Bien entendu, la Grèce est toujours un pays européen riche après la crise. L’économie grecque est toujours l’une des plus grandes au monde, en dépit des dix et quelques millions d’habitants. Le volume de l’économie grecque la classe au 300e rang mondial environ. S’il y avait un G30, à l’instar du G20, la Grèce aurait de grandes chances d’y participer, mais bien entendu tout cela est une question de chiffres et de statistiques, car les Grecs ont perdu, en raison de la crise, une grande partie de leur revenu. Cette perte atteint 30 à 35% et il est très difficile d’expliquer cela aux familles grecques qui ont vu leurs revenus diminuer, de nombreuses entreprises traverser de sérieuses difficultés ou même fermer, leurs enfants ou des proches au chômage. Et de leur expliquer pourquoi nous n’avons pas fait ce choix qui nous aurait menés à la catastrophe. Nous ne parlerions pas de pertes de cette hauteur et nous n’aurions sûrement pas pu maintenir les 30-35% du niveau de vie et du revenu disponible.
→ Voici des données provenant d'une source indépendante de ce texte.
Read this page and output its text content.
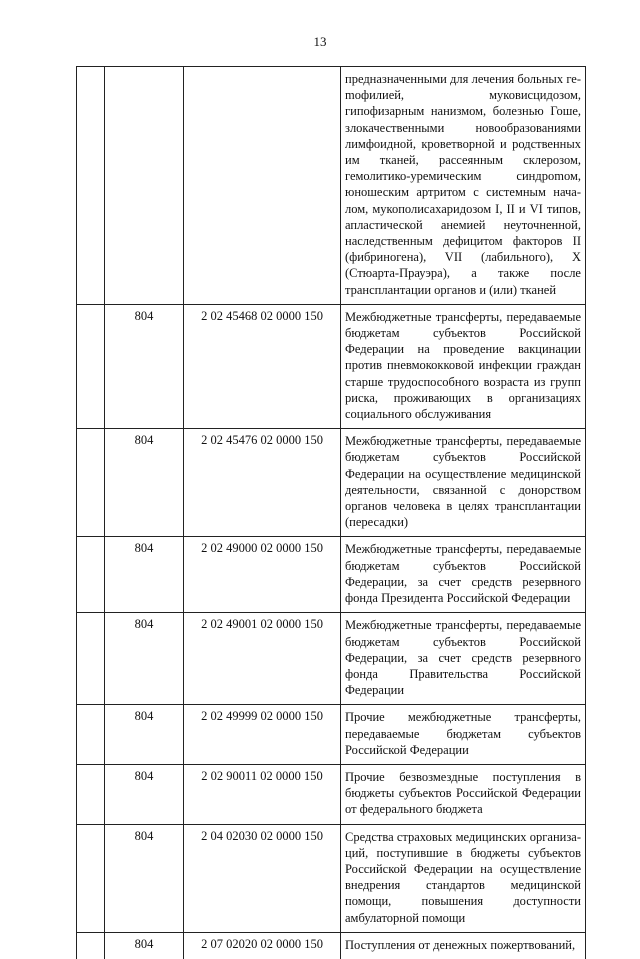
13
			предназначенными для лечения больных геmофилией, муковисцидозом, гипофизарным нанизмом, болезнью Гоше, злокачественными новообразованиями лимфоидной, кроветворной и родственных им тканей, рассеянным склерозом, гемолитико-уремическим синдроmом, юношеским артритом с системным началом, мукополисахаридозом I, II и VI типов, апластической анемией неуточненной, наследственным дефицитом факторов II (фибриногена), VII (лабильного), X (Стюарта-Прауэра), а также после трансплантации органов и (или) тканей
	804	2 02 45468 02 0000 150	Межбюджетные трансферты, передаваемые бюджетам субъектов Российской Федерации на проведение вакцинации против пневмококковой инфекции граждан старше трудоспособного возраста из групп риска, проживающих в организациях социального обслуживания
	804	2 02 45476 02 0000 150	Межбюджетные трансферты, передаваемые бюджетам субъектов Российской Федерации на осуществление медицинской деятельности, связанной с донорством органов человека в целях трансплантации (пересадки)
	804	2 02 49000 02 0000 150	Межбюджетные трансферты, передаваемые бюджетам субъектов Российской Федерации, за счет средств резервного фонда Президента Российской Федерации
	804	2 02 49001 02 0000 150	Межбюджетные трансферты, передаваемые бюджетам субъектов Российской Федерации, за счет средств резервного фонда Правительства Российской Федерации
	804	2 02 49999 02 0000 150	Прочие межбюджетные трансферты, передаваемые бюджетам субъектов Российской Федерации
	804	2 02 90011 02 0000 150	Прочие безвозмездные поступления в бюджеты субъектов Российской Федерации от федерального бюджета
	804	2 04 02030 02 0000 150	Средства страховых медицинских организаций, поступившие в бюджеты субъектов Российской Федерации на осуществление внедрения стандартов медицинской помощи, повышения доступности амбулаторной помощи
	804	2 07 02020 02 0000 150	Поступления от денежных пожертвований,
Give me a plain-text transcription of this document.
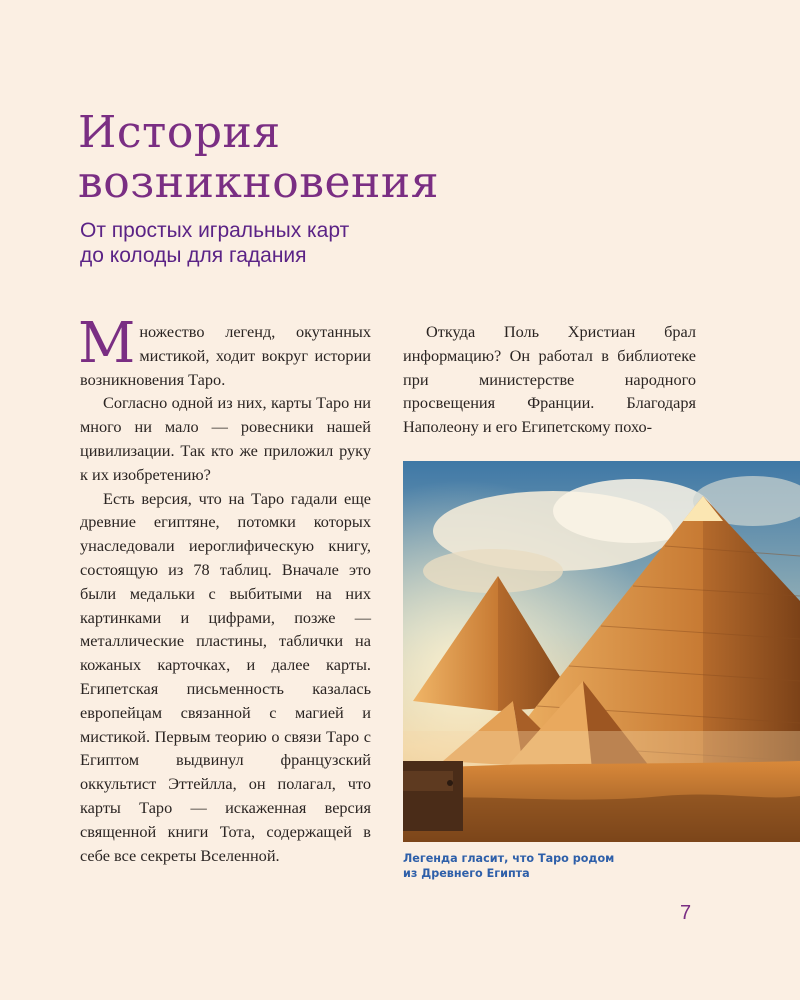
История
возникновения
От простых игральных карт
до колоды для гадания

Множество легенд, окутанных мистикой, ходит вокруг истории возникновения Таро.

Согласно одной из них, карты Таро ни много ни мало — ровесники нашей цивилизации. Так кто же приложил руку к их изобретению?

Есть версия, что на Таро гадали еще древние египтяне, потомки которых унаследовали иероглифическую книгу, состоящую из 78 таблиц. Вначале это были медальки с выбитыми на них картинками и цифрами, позже — металлические пластины, таблички на кожаных карточках, и далее карты. Египетская письменность казалась европейцам связанной с магией и мистикой. Первым теорию о связи Таро с Египтом выдвинул французский оккультист Эттейлла, он полагал, что карты Таро — искаженная версия священной книги Тота, содержащей в себе все секреты Вселенной.

Откуда Поль Христиан брал информацию? Он работал в библиотеке при министерстве народного просвещения Франции. Благодаря Наполеону и его Египетскому похо-

Легенда гласит, что Таро родом
из Древнего Египта
7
Aujourd’hui, nous traversons la phase finale, avant la sortie de la crise. Mais tout d’abord, l’unité nationale est nécessaire. Notre objectif premier est de garantir la cohésion sociale, de soutenir les plus faibles. Malheureusement, bon nombre de nos concitoyens et compatriotes ont besoin du soutien de l’Etat. De la solidarité sociale. Mais la Grèce est un lieu béni. Jadis, dans les années ’60 et ‘70, elle chassait ses enfants définitivement, qui devaient émigrer car le pays ne leur offrait aucune opportunité. Aujourd’hui, nous savons que la Grèce peut offrir de grandes opportunités.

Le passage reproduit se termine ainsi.